The Times also suggests former OpenAI workers as guardians, such as cofounder Ilya Sutskever. The court papers don’t show what Sutskever might have done to help the case.
The Times is one of many copyright lawsuits that were brought against the AI company after ChatGPT came out in 2022.
If the courts agree with the Times or other news outlets and writers who have sued, it could be expensive for AI companies and limit the data they can use to train their models.
The Times’ case doesn’t ask for a specific amount of money, but it does say that OpenAI and Microsoft are to blame for “billions of dollars” in damages.
People who work for OpenAI, Microsoft, and The New York Times did not answer calls for comment.
Concerns Were Made By Balaji About OpenAI’s Use Of Protected Data
When Balaji joined OpenAI in 2020, he worked on teaching the ChatGPT and GPT-4 models, as well as court papers and news stories from The New York Times.
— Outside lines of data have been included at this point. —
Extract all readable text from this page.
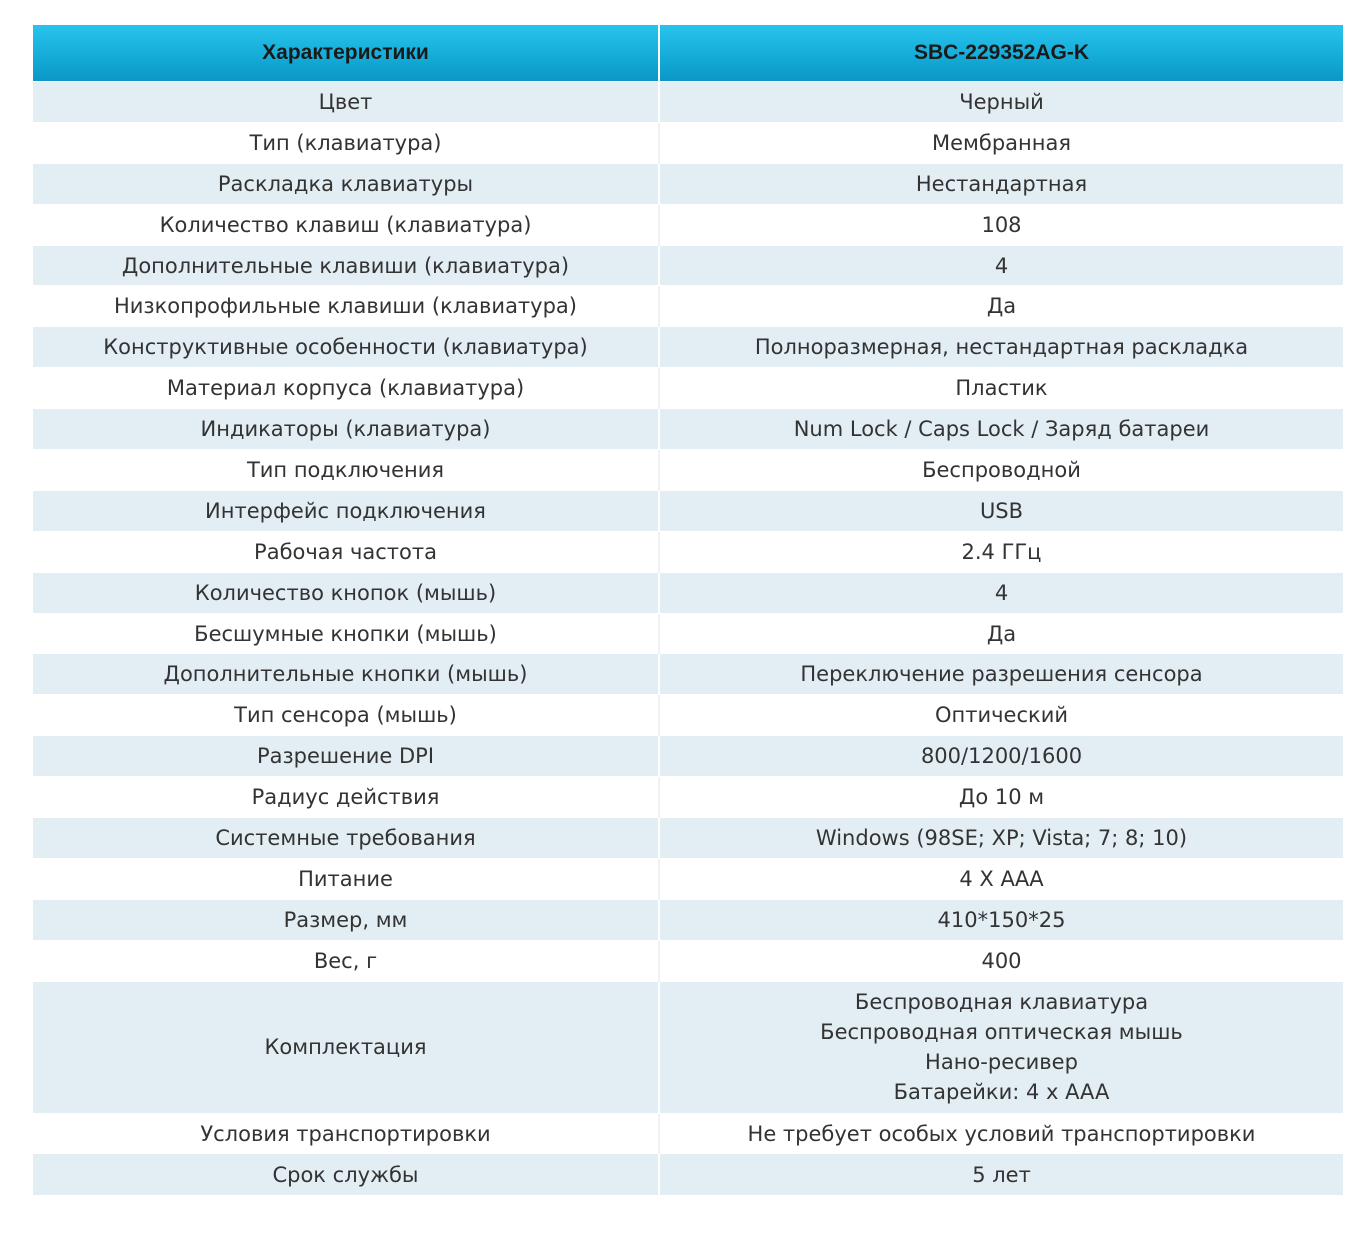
Характеристики	SBC-229352AG-K
Цвет	Черный
Тип (клавиатура)	Мембранная
Раскладка клавиатуры	Нестандартная
Количество клавиш (клавиатура)	108
Дополнительные клавиши (клавиатура)	4
Низкопрофильные клавиши (клавиатура)	Да
Конструктивные особенности (клавиатура)	Полноразмерная, нестандартная раскладка
Материал корпуса (клавиатура)	Пластик
Индикаторы (клавиатура)	Num Lock / Caps Lock / Заряд батареи
Тип подключения	Беспроводной
Интерфейс подключения	USB
Рабочая частота	2.4 ГГц
Количество кнопок (мышь)	4
Бесшумные кнопки (мышь)	Да
Дополнительные кнопки (мышь)	Переключение разрешения сенсора
Тип сенсора (мышь)	Оптический
Разрешение DPI	800/1200/1600
Радиус действия	До 10 м
Системные требования	Windows (98SE; XP; Vista; 7; 8; 10)
Питание	4 Х ААА
Размер, мм	410*150*25
Вес, г	400
Комплектация	Беспроводная клавиатура
Беспроводная оптическая мышь
Нано-ресивер
Батарейки: 4 х AAA

Условия транспортировки	Не требует особых условий транспортировки
Срок службы	5 лет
The researcher quit OpenAI in August “because he no longer wanted to contribute to technologies that he believed would bring society more harm than benefit,” according to the Times. He said that the company’s work broke copyright laws.
He wrote an essay on his personal website on October 23 that made people wonder if OpenAI’s use of copyrighted data could be called fair use.
“While generative models rarely produce outputs that are substantially similar to any of their training inputs, the process of training a generative model involves making copies of copyrighted data,” Balaji said. “If these copies are made without permission, this might be copyright infringement, based on whether the use of the model in question is “fair use.” Because fair use is different for each person, it’s not possible to say for sure when generative AI is reasonable use.
The Times wrote an article about the former OpenAI expert the same day.
He told the Times, “If you believe what I believe, you have to just leave the company.”
Eight days after Balaji’s name was in the Times’ lawyer’s letter, around 1:15 p.m. on November 26, police from the San Francisco Police Department went to an apartment in the Lower Haight area to check on someone’s well-being.
“When police and medics got there, they found a dead adult male who seemed to have killed himself,” an SFPD spokesman told BI. “No evidence of foul play was found during the initial investigation.”
The man who died was eventually identified as Balaji by the office of the city’s chief medical examiner.
BI was told by David Serrano Sewell, executive head of the city’s office of the chief medical examiner, that the death was caused by suicide. Afterward, he did not say anything else.
Also Read: Seven Months After Openai First Showed It Off, Chatgpt Can Now Understand Real-time Video
A representative for OpenAI told BI on Friday, “We are devastated to hear this very sad news. Our thoughts are with Suchir’s family and friends during this difficult time.”